Culture

LU POUR VOUS by CoolBee Ouattara “Le désastre de la maison des notables”

Par La Rédaction9 avril 2026

C’est l’origine d’un scandale survenu dans la haute bourgeoisie tunisienne que dissèque Amira Ghenim dans un grand roman, en réhabilitant la figure de l’intellectuel progressiste Tahar Haddad.

Le 25 décembre 2024, “l’humanité” sous la plume de Muriel Steinmetz publie : “Amira Ghenim ne quitte jamais ses personnages et décrit précisément leurs réactions face à l’amour adultère. Mères, sœurs, servantes (l’une étant noire), pères, frères… Tous ont la parole. Le « désastre » a lieu le 7 décembre 1935, lorsque le patriarche conservateur intercepte une lettre signée Tahar Haddad, cachée dans une miche de pain, adressée à sa bru, Zbeida, jeune épouse de Mohsen Naifer.

On la soupçonne aussitôt d’entretenir une liaison avec le syndicaliste. La fureur d’Othman Naifer, et sa canne, s’abat sur la jeune femme, seule à se taire dans le livre. Son silence hurle entre les lignes. Les membres des deux familles sont cités à la barre devant le jury des lecteurs…”

Publié initialement en arabe le 1er février 2021 par Masciliana Éditions, puis traduit en français par Souad Labbize et édité chez Philippe Rey en août 2024, enfin réédité en format poche chez 10/18 le 2 octobre 2025, “Le désastre de la maison des notables” est un roman choral d’une importante puissance qui explore l’histoire sociale et politique de la Tunisie sur plus d’un demi-siècle.

L’intrigue débute à Tunis en décembre 1935, dans un contexte de tensions politiques sous le protectorat français. Deux grandes familles bourgeoises s’y opposent symboliquement : les Naifer, conservateurs et attachés aux traditions, et les Rassaa, plus ouverts et progressistes. Leur union, scellée par le mariage entre Mohsen Naifer et Zbeida Rassaa, semble représenter une tentative d’équilibre entre ces deux visions du monde.

Cependant, tout bascule lors d’une nuit dramatique. Zbeida est accusée d’entretenir une liaison avec Tahar Haddad, figure historique engagée pour les droits des femmes et le progrès social. Cette accusation déclenche un scandale retentissant qui va briser l’harmonie entre les deux familles et entraîner une série de conséquences irréversibles.

Le roman adopte une structure polyphonique : plusieurs personnages, membres des familles, domestiques ou témoins indirects, prennent successivement la parole pour raconter leur version des faits. Cette multiplicité des voix rend la vérité incertaine, fragmentée, et parfois contradictoire. Le lecteur est ainsi plongé dans une sorte d’enquête où chaque récit dévoile une part de réalité tout en en dissimulant une autre.

À travers cette construction en « poupées russes », Amira Ghenim explore les non-dits, les mensonges et les silences qui façonnent les histoires familiales. Le cœur du récit n’est pas seulement de savoir ce qui s’est réellement passé cette nuit-là, mais de comprendre comment cet événement a marqué durablement les générations suivantes.

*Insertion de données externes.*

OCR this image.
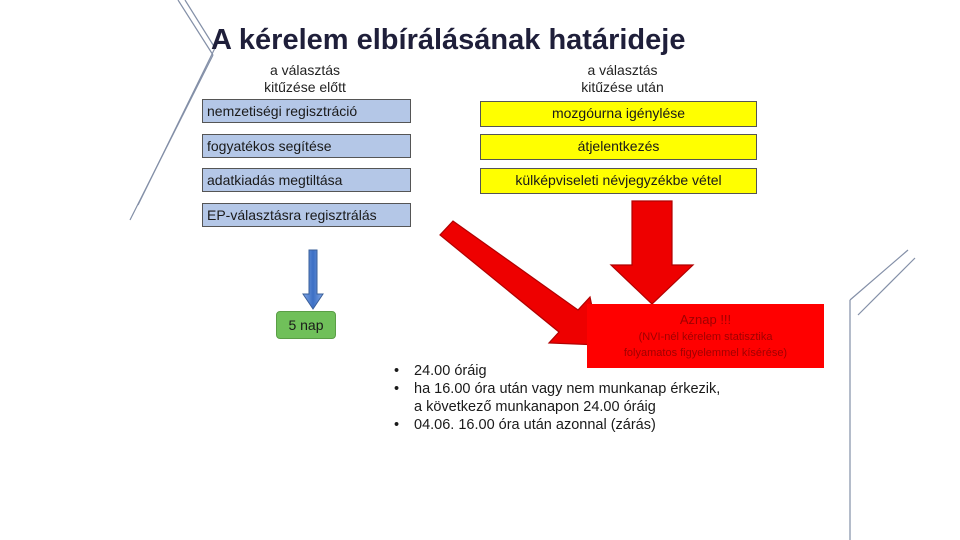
A kérelem elbírálásának határideje
a választás
kitűzése előtt
a választás
kitűzése után
nemzetiségi regisztráció
fogyatékos segítése
adatkiadás megtiltása
EP-választásra regisztrálás
mozgóurna igénylése
átjelentkezés
külképviseleti névjegyzékbe vétel
5 nap	Aznap !!!
(NVI-nél kérelem statisztika
folyamatos figyelemmel kísérése)
• 24.00 óráig
• ha 16.00 óra után vagy nem munkanap érkezik,
a következő munkanapon 24.00 óráig
• 04.06. 16.00 óra után azonnal (zárás)
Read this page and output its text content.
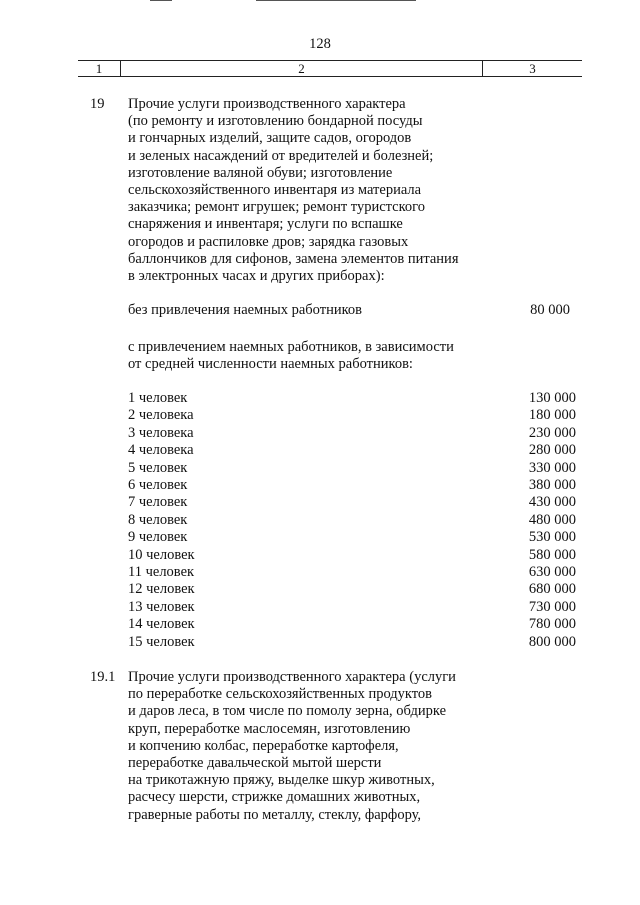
128
1	2	3
19 Прочие услуги производственного характера
(по ремонту и изготовлению бондарной посуды
и гончарных изделий, защите садов, огородов
и зеленых насаждений от вредителей и болезней;
изготовление валяной обуви; изготовление
сельскохозяйственного инвентаря из материала
заказчика; ремонт игрушек; ремонт туристского
снаряжения и инвентаря; услуги по вспашке
огородов и распиловке дров; зарядка газовых
баллончиков для сифонов, замена элементов питания
в электронных часах и других приборах):
без привлечения наемных работников	80 000
с привлечением наемных работников, в зависимости
от средней численности наемных работников:
1 человек	130 000
2 человека	180 000
3 человека	230 000
4 человека	280 000
5 человек	330 000
6 человек	380 000
7 человек	430 000
8 человек	480 000
9 человек	530 000
10 человек	580 000
11 человек	630 000
12 человек	680 000
13 человек	730 000
14 человек	780 000
15 человек	800 000
19.1 Прочие услуги производственного характера (услуги
по переработке сельскохозяйственных продуктов
и даров леса, в том числе по помолу зерна, обдирке
круп, переработке маслосемян, изготовлению
и копчению колбас, переработке картофеля,
переработке давальческой мытой шерсти
на трикотажную пряжу, выделке шкур животных,
расчесу шерсти, стрижке домашних животных,
граверные работы по металлу, стеклу, фарфору,
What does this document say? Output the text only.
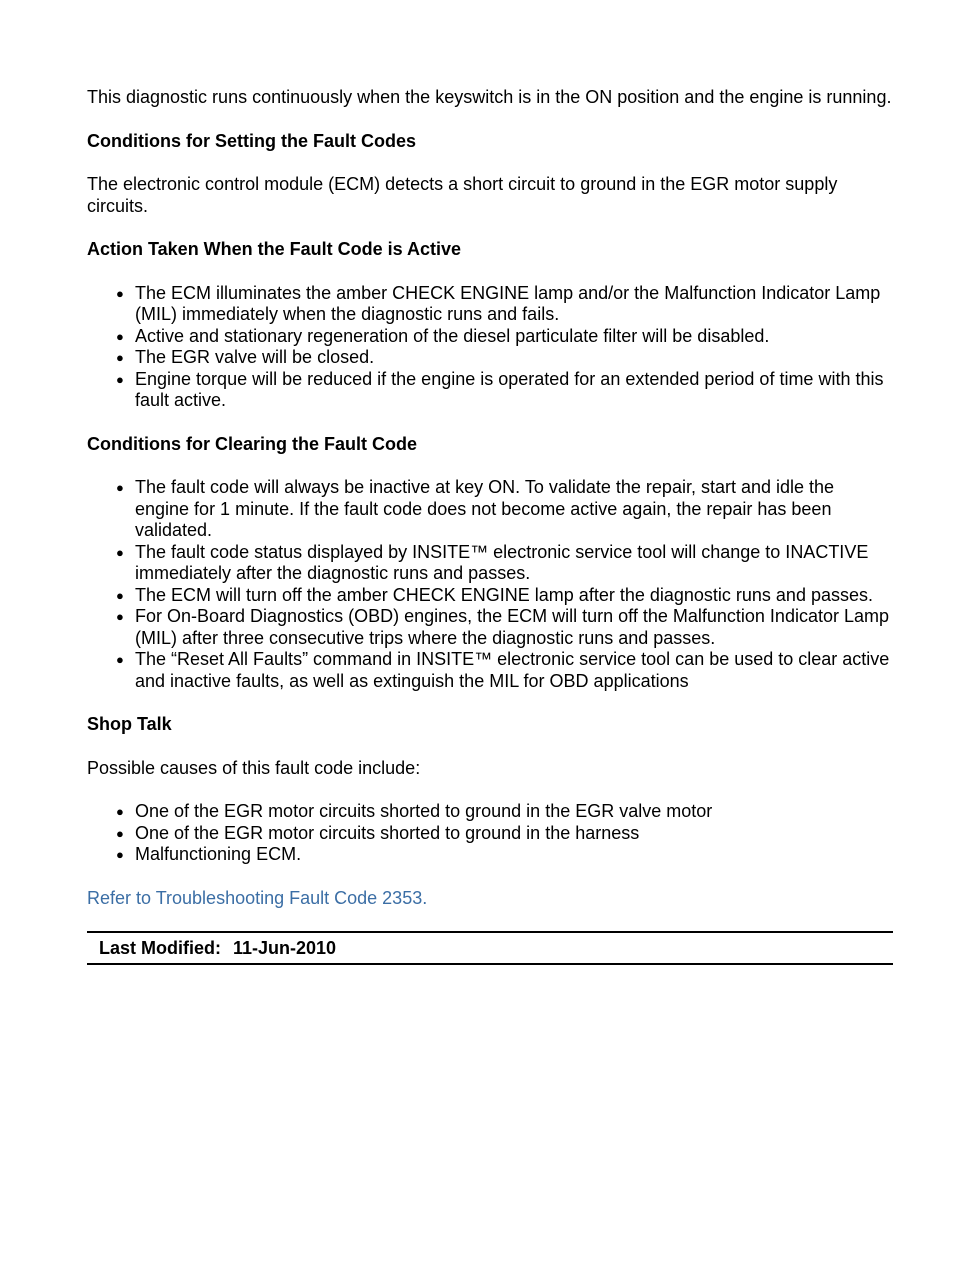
This diagnostic runs continuously when the keyswitch is in the ON position and the engine is running.

Conditions for Setting the Fault Codes

The electronic control module (ECM) detects a short circuit to ground in the EGR motor supply circuits.

Action Taken When the Fault Code is Active
● The ECM illuminates the amber CHECK ENGINE lamp and/or the Malfunction Indicator Lamp (MIL) immediately when the diagnostic runs and fails.
● Active and stationary regeneration of the diesel particulate filter will be disabled.
● The EGR valve will be closed.
● Engine torque will be reduced if the engine is operated for an extended period of time with this fault active.
Conditions for Clearing the Fault Code
● The fault code will always be inactive at key ON. To validate the repair, start and idle the engine for 1 minute. If the fault code does not become active again, the repair has been validated.
● The fault code status displayed by INSITE™ electronic service tool will change to INACTIVE immediately after the diagnostic runs and passes.
● The ECM will turn off the amber CHECK ENGINE lamp after the diagnostic runs and passes.
● For On-Board Diagnostics (OBD) engines, the ECM will turn off the Malfunction Indicator Lamp (MIL) after three consecutive trips where the diagnostic runs and passes.
● The “Reset All Faults” command in INSITE™ electronic service tool can be used to clear active and inactive faults, as well as extinguish the MIL for OBD applications
Shop Talk

Possible causes of this fault code include:

● One of the EGR motor circuits shorted to ground in the EGR valve motor
● One of the EGR motor circuits shorted to ground in the harness
● Malfunctioning ECM.
Refer to Troubleshooting Fault Code 2353.
Last Modified: 11-Jun-2010
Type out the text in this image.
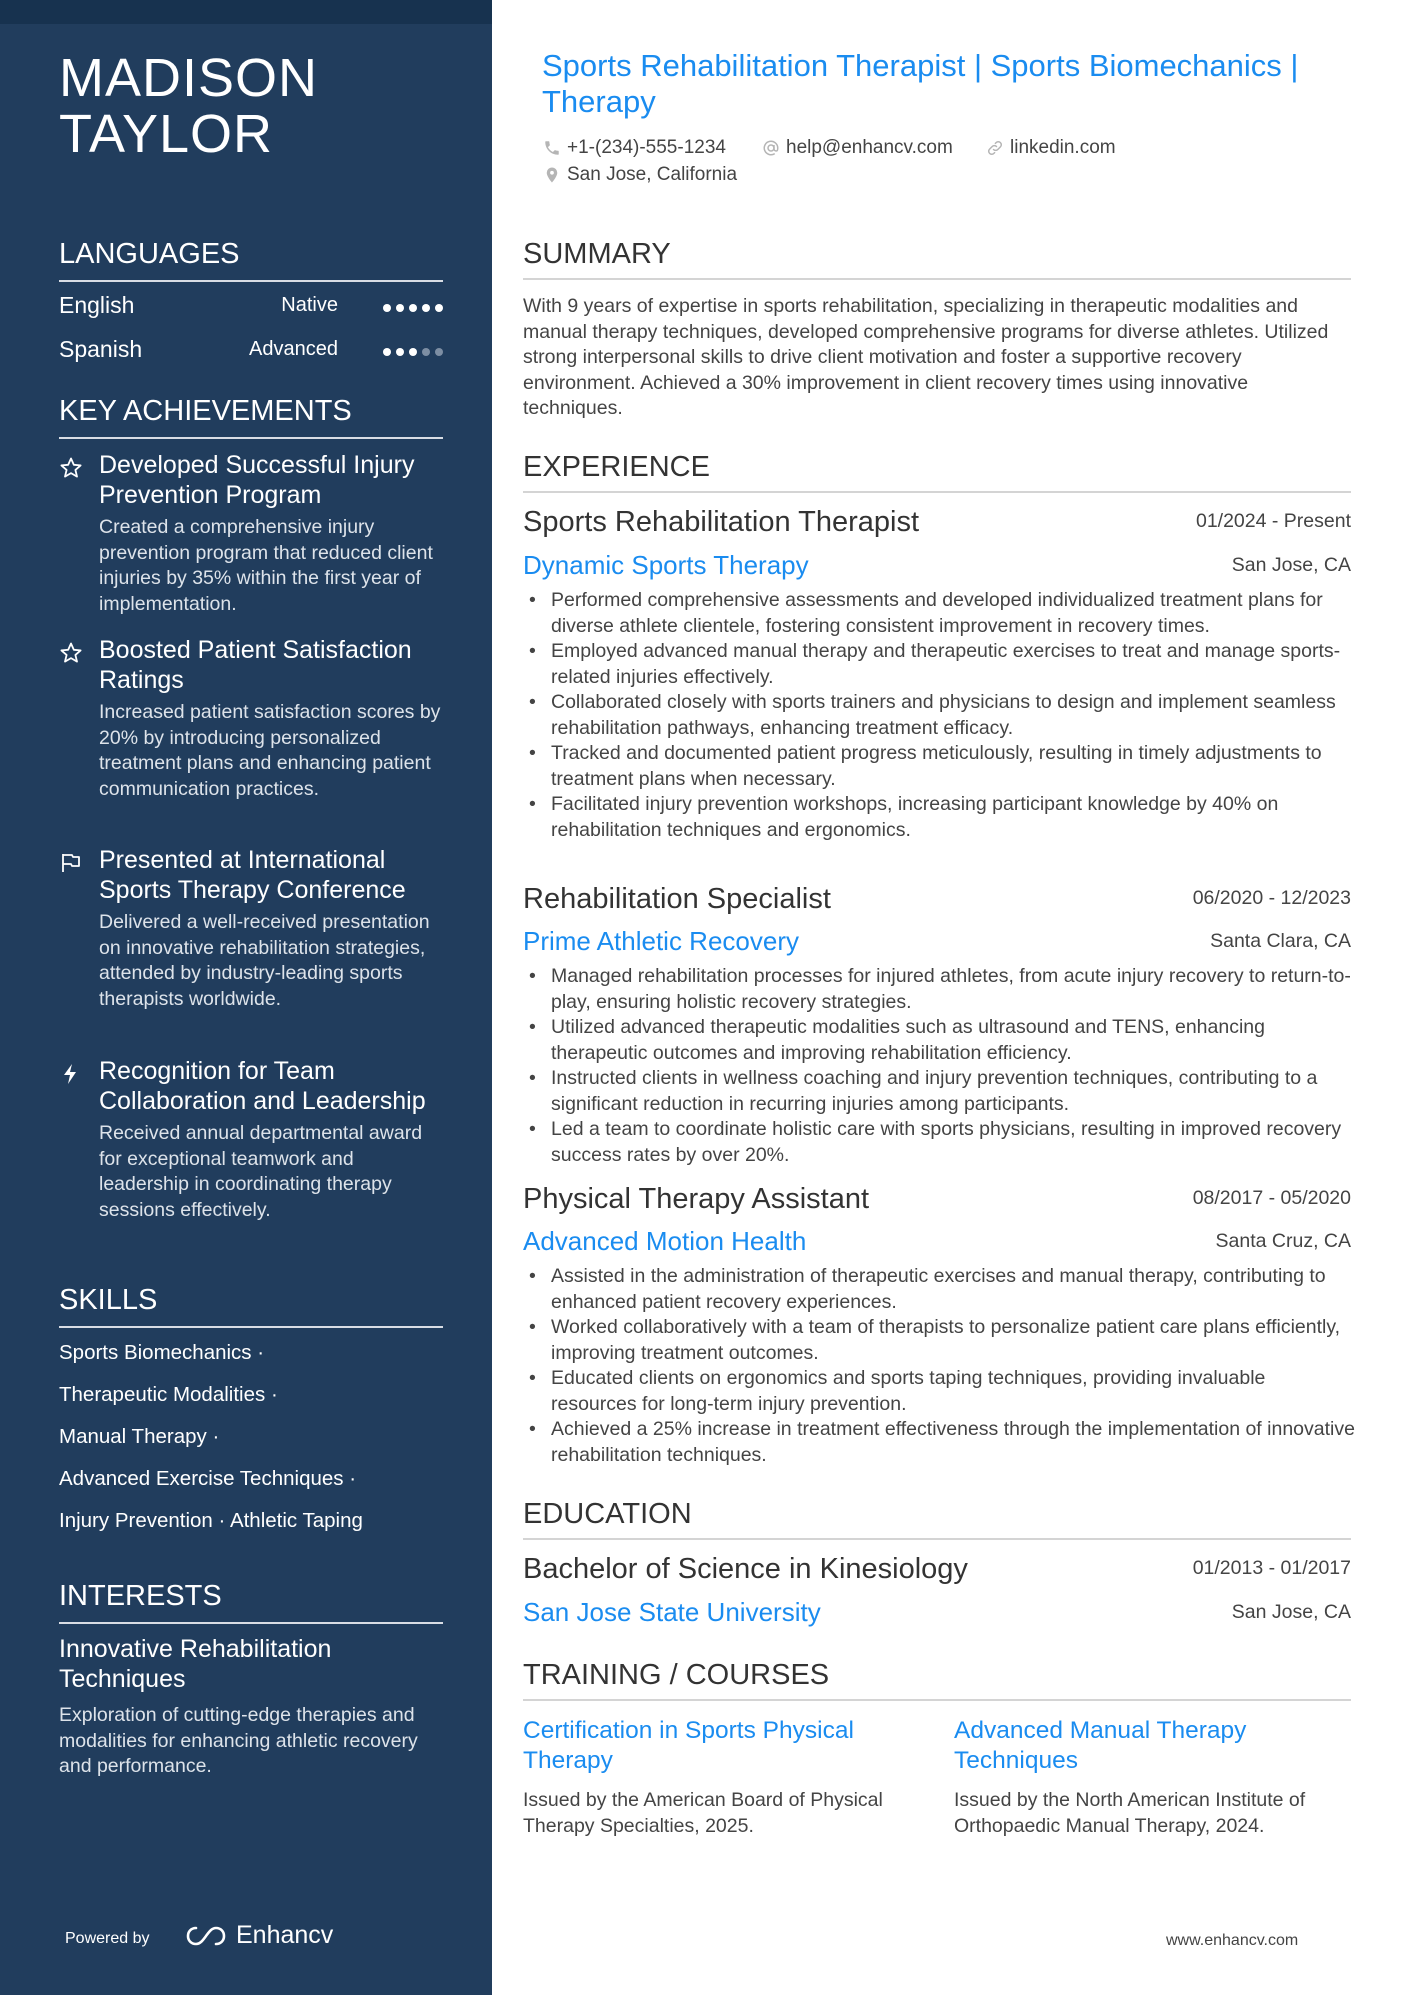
MADISON
TAYLOR
LANGUAGES
English	Native
Spanish	Advanced
KEY ACHIEVEMENTS
Developed Successful Injury Prevention Program
Created a comprehensive injury prevention program that reduced client injuries by 35% within the first year of implementation.
Boosted Patient Satisfaction Ratings
Increased patient satisfaction scores by 20% by introducing personalized treatment plans and enhancing patient communication practices.
Presented at International Sports Therapy Conference
Delivered a well-received presentation on innovative rehabilitation strategies, attended by industry-leading sports therapists worldwide.
Recognition for Team Collaboration and Leadership
Received annual departmental award for exceptional teamwork and leadership in coordinating therapy sessions effectively.
SKILLS
Sports Biomechanics ·
Therapeutic Modalities ·
Manual Therapy ·
Advanced Exercise Techniques ·
Injury Prevention · Athletic Taping
INTERESTS
Innovative Rehabilitation Techniques
Exploration of cutting-edge therapies and modalities for enhancing athletic recovery and performance.
Powered by	Enhancv
Sports Rehabilitation Therapist | Sports Biomechanics | Therapy
+1-(234)-555-1234	help@enhancv.com	linkedin.com
San Jose, California
SUMMARY
With 9 years of expertise in sports rehabilitation, specializing in therapeutic modalities and manual therapy techniques, developed comprehensive programs for diverse athletes. Utilized strong interpersonal skills to drive client motivation and foster a supportive recovery environment. Achieved a 30% improvement in client recovery times using innovative techniques.
EXPERIENCE
Sports Rehabilitation Therapist	01/2024 - Present
Dynamic Sports Therapy	San Jose, CA
• Performed comprehensive assessments and developed individualized treatment plans for diverse athlete clientele, fostering consistent improvement in recovery times.
• Employed advanced manual therapy and therapeutic exercises to treat and manage sports-related injuries effectively.
• Collaborated closely with sports trainers and physicians to design and implement seamless rehabilitation pathways, enhancing treatment efficacy.
• Tracked and documented patient progress meticulously, resulting in timely adjustments to treatment plans when necessary.
• Facilitated injury prevention workshops, increasing participant knowledge by 40% on rehabilitation techniques and ergonomics.
Rehabilitation Specialist	06/2020 - 12/2023
Prime Athletic Recovery	Santa Clara, CA
• Managed rehabilitation processes for injured athletes, from acute injury recovery to return-to-play, ensuring holistic recovery strategies.
• Utilized advanced therapeutic modalities such as ultrasound and TENS, enhancing therapeutic outcomes and improving rehabilitation efficiency.
• Instructed clients in wellness coaching and injury prevention techniques, contributing to a significant reduction in recurring injuries among participants.
• Led a team to coordinate holistic care with sports physicians, resulting in improved recovery success rates by over 20%.
Physical Therapy Assistant	08/2017 - 05/2020
Advanced Motion Health	Santa Cruz, CA
• Assisted in the administration of therapeutic exercises and manual therapy, contributing to enhanced patient recovery experiences.
• Worked collaboratively with a team of therapists to personalize patient care plans efficiently, improving treatment outcomes.
• Educated clients on ergonomics and sports taping techniques, providing invaluable resources for long-term injury prevention.
• Achieved a 25% increase in treatment effectiveness through the implementation of innovative rehabilitation techniques.
EDUCATION
Bachelor of Science in Kinesiology	01/2013 - 01/2017
San Jose State University	San Jose, CA
TRAINING / COURSES
Certification in Sports Physical Therapy
Issued by the American Board of Physical Therapy Specialties, 2025.
Advanced Manual Therapy Techniques
Issued by the North American Institute of Orthopaedic Manual Therapy, 2024.
www.enhancv.com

En effet, le roman s’étend sur plusieurs décennies, allant de la lutte pour l’indépendance de la Tunisie jusqu’à la révolution de 2011. Il montre comment un scandale intime peut refléter les mutations profondes d’une société. Les tensions entre tradition et modernité, entre conservatisme et émancipation, y sont omniprésentes. La figure de Zbeida incarne particulièrement la condition féminine dans une société patriarcale. Victime des jugements sociaux, enfermée dans des normes rigides, elle devient le symbole des femmes sacrifiées au nom de l’honneur familial.

À travers elle, l’autrice met en lumière les injustices subies par les femmes et leur lutte pour la liberté et la dignité. Le roman rend également hommage à Tahar Haddad, dont les idées avant-gardistes sur l’émancipation féminine résonnent tout au long du récit. Sa présence, à la fois réelle et romancée, renforce la dimension historique de l’œuvre.

Enfin, “Le désastre de la maison des notables” se positionne au-delà d’une simple saga familiale : c’est une fresque sociale et politique qui interroge la mémoire, la vérité et les héritages du passé. En dévoilant progressivement les secrets enfouis, le roman montre que les drames individuels sont souvent le reflet des fractures collectives d’une nation.

“Le désastre de la maison des notable” d’Amira Ghenim. Édition Philippe Rey en 2024, avec la contribution de Djémory Camara Aziz (lu et résumé).